Incorporation of an artificial receptor into a native protein: New strategy for the design of semisynthetic enzymes with allosteric properties

The sugar-facilitated structure and enzymatic activity change of engineered myoglobins bearing a phenylboronic acid moiety, which were semisynthesized by a cofactor reconstitution method, were studied by the denaturation experiment, spectrophotometric titration of the pK(a) shift of the axial H₂O, circular dichloism (CD), and the kinetics of the myoglobin-catalyzed-aniline hydroxylation reaction. Both boronophenylalanine-appended myoglobin [Mb(m-Bphe)₂] and phenylboronic acid-appended myoglobin [Mb(PhBOH)₂] were stabilized by approximately 2 kcal/mol upon complexation with D-fructose.

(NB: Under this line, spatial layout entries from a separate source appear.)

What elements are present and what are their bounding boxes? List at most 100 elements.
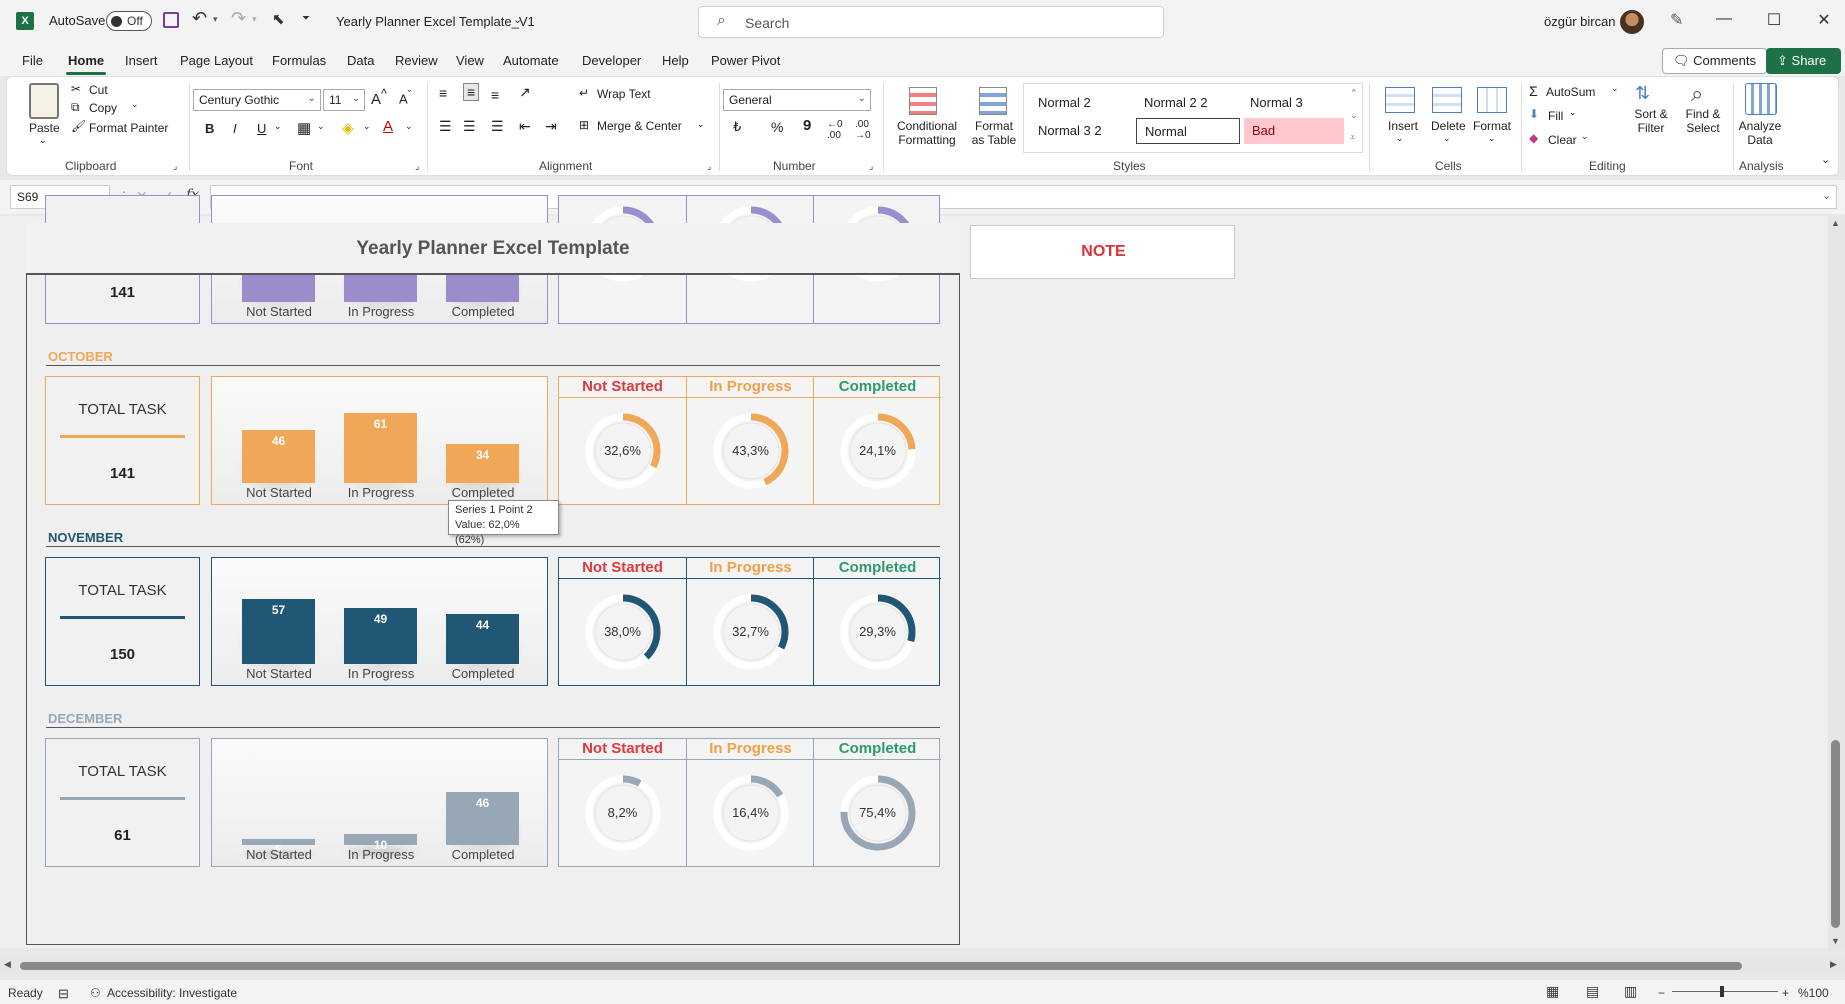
tab-home[interactable]: Home — [68, 53, 104, 68]
tab-insert[interactable]: Insert — [125, 53, 158, 68]
italic-button[interactable]: I — [233, 121, 237, 136]
style-normal-3-2[interactable]: Normal 3 2 — [1030, 118, 1130, 144]
align-top-icon[interactable]: ≡ — [439, 85, 447, 101]
style-normal-2[interactable]: Normal 2 — [1030, 90, 1130, 116]
zoom-slider-thumb[interactable] — [1720, 986, 1724, 997]
cut-button[interactable]: Cut — [89, 83, 108, 97]
autosave-toggle[interactable]: Off — [106, 11, 152, 31]
bar-chart[interactable]: 57 Not Started 49 In Progress 44 Completed — [211, 557, 548, 686]
underline-chevron-icon[interactable]: ⌄ — [274, 121, 282, 132]
find-select-button[interactable]: Find & Select — [1677, 107, 1729, 135]
sort-filter-icon[interactable]: ⇅ — [1635, 83, 1650, 104]
maximize-icon[interactable]: ☐ — [1762, 10, 1786, 34]
gallery-scroll-up-icon[interactable]: ⌃ — [1350, 88, 1358, 99]
number-format-select[interactable]: General ⌄ — [723, 89, 871, 111]
font-size-select[interactable]: 11 ⌄ — [323, 89, 365, 111]
macro-record-icon[interactable]: ⊟ — [58, 986, 69, 1002]
alignment-launcher-icon[interactable]: ⌟ — [707, 161, 711, 172]
tab-developer[interactable]: Developer — [582, 53, 641, 68]
paste-icon[interactable] — [29, 83, 59, 119]
customize-toolbar-icon[interactable]: ⏷ — [302, 13, 310, 24]
wrap-text-icon[interactable]: ↵ — [579, 86, 589, 100]
insert-cells-icon[interactable] — [1385, 87, 1415, 113]
search-box[interactable]: ⌕ Search — [698, 6, 1164, 38]
delete-cells-icon[interactable] — [1432, 87, 1462, 113]
percent-icon[interactable]: % — [771, 119, 783, 135]
gallery-scroll-down-icon[interactable]: ⌄ — [1350, 110, 1358, 121]
paste-button[interactable]: Paste — [29, 121, 60, 135]
copy-button[interactable]: Copy — [89, 101, 117, 115]
currency-icon[interactable]: ₺ — [733, 119, 741, 135]
tab-view[interactable]: View — [456, 53, 484, 68]
borders-icon[interactable]: ▦ — [297, 119, 311, 137]
close-icon[interactable]: ✕ — [1812, 10, 1836, 34]
tab-page-layout[interactable]: Page Layout — [180, 53, 253, 68]
merge-chevron-icon[interactable]: ⌄ — [697, 119, 705, 130]
conditional-formatting-icon[interactable] — [909, 87, 937, 115]
align-left-icon[interactable]: ☰ — [439, 118, 452, 135]
align-bottom-icon[interactable]: ≡ — [491, 87, 499, 103]
tab-file[interactable]: File — [22, 53, 43, 68]
fill-color-chevron-icon[interactable]: ⌄ — [363, 121, 371, 132]
style-normal[interactable]: Normal — [1136, 118, 1240, 144]
style-bad[interactable]: Bad — [1244, 118, 1344, 144]
share-button[interactable]: ⇪ Share — [1766, 48, 1841, 74]
fill-icon[interactable]: ⬇ — [1529, 107, 1539, 121]
zoom-out-icon[interactable]: − — [1658, 986, 1665, 1000]
tab-data[interactable]: Data — [347, 53, 374, 68]
save-icon[interactable] — [163, 12, 179, 28]
zoom-slider[interactable] — [1672, 991, 1778, 992]
autosum-icon[interactable]: Σ — [1529, 83, 1538, 99]
style-normal-2-2[interactable]: Normal 2 2 — [1136, 90, 1236, 116]
orientation-icon[interactable]: ↗ — [519, 84, 531, 101]
scroll-down-icon[interactable]: ▼ — [1831, 936, 1840, 946]
shrink-font-icon[interactable]: Aˇ — [399, 89, 411, 106]
font-launcher-icon[interactable]: ⌟ — [415, 161, 419, 172]
cut-icon[interactable]: ✂ — [71, 82, 81, 96]
font-name-select[interactable]: Century Gothic ⌄ — [193, 89, 321, 111]
align-middle-icon[interactable]: ≡ — [463, 83, 480, 101]
scroll-up-icon[interactable]: ▲ — [1831, 218, 1840, 228]
borders-chevron-icon[interactable]: ⌄ — [317, 121, 325, 132]
merge-center-button[interactable]: Merge & Center — [597, 119, 682, 133]
undo-icon[interactable]: ↶ — [192, 8, 207, 29]
normal-view-icon[interactable]: ▦ — [1546, 983, 1559, 1000]
clipboard-launcher-icon[interactable]: ⌟ — [173, 161, 177, 172]
format-cells-button[interactable]: Format — [1473, 119, 1511, 133]
merge-center-icon[interactable]: ⊞ — [579, 118, 589, 132]
clear-chevron-icon[interactable]: ⌄ — [1581, 131, 1589, 142]
tab-power-pivot[interactable]: Power Pivot — [711, 53, 780, 68]
font-color-chevron-icon[interactable]: ⌄ — [405, 121, 413, 132]
paste-chevron-icon[interactable]: ⌄ — [39, 135, 47, 146]
tab-formulas[interactable]: Formulas — [272, 53, 326, 68]
minimize-icon[interactable]: — — [1712, 10, 1736, 34]
wrap-text-button[interactable]: Wrap Text — [597, 87, 651, 101]
delete-cells-button[interactable]: Delete — [1431, 119, 1466, 133]
zoom-level[interactable]: %100 — [1798, 986, 1829, 1000]
format-painter-icon[interactable]: 🖌 — [71, 119, 86, 133]
filename-chevron-icon[interactable]: ⌄ — [513, 13, 522, 26]
delete-chevron-icon[interactable]: ⌄ — [1443, 133, 1451, 144]
horizontal-scroll-thumb[interactable] — [20, 962, 1742, 970]
pointer-mode-icon[interactable]: ⬉ — [272, 10, 285, 28]
accessibility-icon[interactable]: ⚇ — [90, 986, 101, 1000]
clear-icon[interactable]: ◆ — [1529, 131, 1538, 145]
tab-automate[interactable]: Automate — [503, 53, 559, 68]
insert-cells-button[interactable]: Insert — [1388, 119, 1418, 133]
clear-button[interactable]: Clear — [1548, 133, 1577, 147]
align-center-icon[interactable]: ☰ — [463, 118, 476, 135]
format-painter-button[interactable]: Format Painter — [89, 121, 168, 135]
grow-font-icon[interactable]: A^ — [371, 87, 387, 108]
scroll-left-icon[interactable]: ◀ — [4, 959, 11, 970]
accessibility-status[interactable]: Accessibility: Investigate — [107, 986, 237, 1000]
conditional-formatting-button[interactable]: Conditional Formatting — [897, 119, 957, 147]
number-launcher-icon[interactable]: ⌟ — [869, 161, 873, 172]
collapse-ribbon-icon[interactable]: ⌄ — [1821, 153, 1830, 166]
format-table-icon[interactable] — [979, 87, 1007, 115]
gallery-more-icon[interactable]: ⩡ — [1350, 132, 1355, 143]
font-color-icon[interactable]: A — [383, 118, 393, 135]
format-table-button[interactable]: Format as Table — [969, 119, 1019, 147]
user-name[interactable]: özgür bircan — [1544, 14, 1616, 29]
analyze-data-button[interactable]: Analyze Data — [1735, 119, 1785, 147]
scroll-right-icon[interactable]: ▶ — [1830, 959, 1837, 970]
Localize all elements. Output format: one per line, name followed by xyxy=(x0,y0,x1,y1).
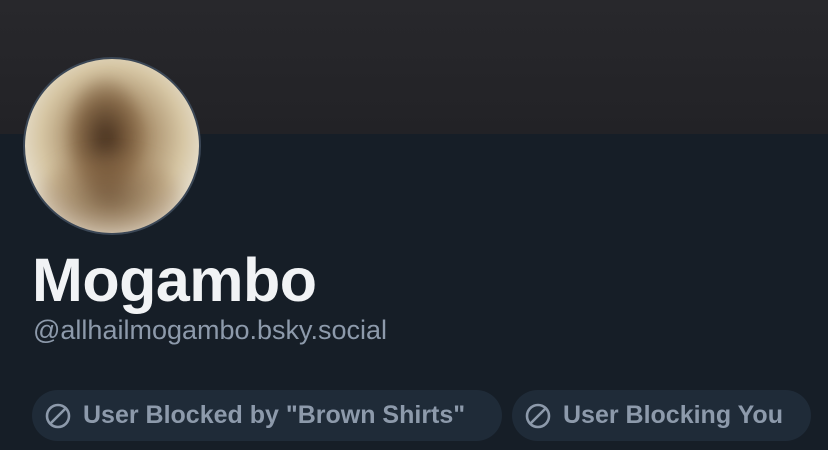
profile-handle: @allhailmogambo.bsky.social xyxy=(33,315,388,345)
blocking-you-label[interactable]: User Blocking You xyxy=(512,390,811,441)
blocked-by-list-label[interactable]: User Blocked by "Brown Shirts" xyxy=(32,390,502,441)
block-icon xyxy=(45,403,71,428)
label-text: User Blocked by "Brown Shirts" xyxy=(83,401,466,429)
avatar[interactable] xyxy=(23,57,201,235)
label-text: User Blocking You xyxy=(563,401,783,429)
avatar-blur-detail xyxy=(35,154,185,233)
block-icon xyxy=(525,403,551,428)
profile-display-name: Mogambo xyxy=(32,246,317,314)
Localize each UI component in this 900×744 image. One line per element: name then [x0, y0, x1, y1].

CD spectral changes and the sugar-induced pK(a) shift suggested that the microenvironment of the active site of these myoglobins was re-formed from a partially disturbed state to that comparable to the native state upon D-fructose binding. The correlation of pK(a) with k(cat) (for the aniline hydroxylase activity) and the ΔG(D)(H₂O)-k(cat) profile showed that these structural changes of Mb-(m-Bphe)₂ and Mb(PhBOH)₂ were closely related to their sugar-enhanced aniline hydroxylase activity. Thus, the results established that an incorporation of the artificial receptor molecule can be a valid methodology for the design of stimuli-responsive semiartificial enzymes.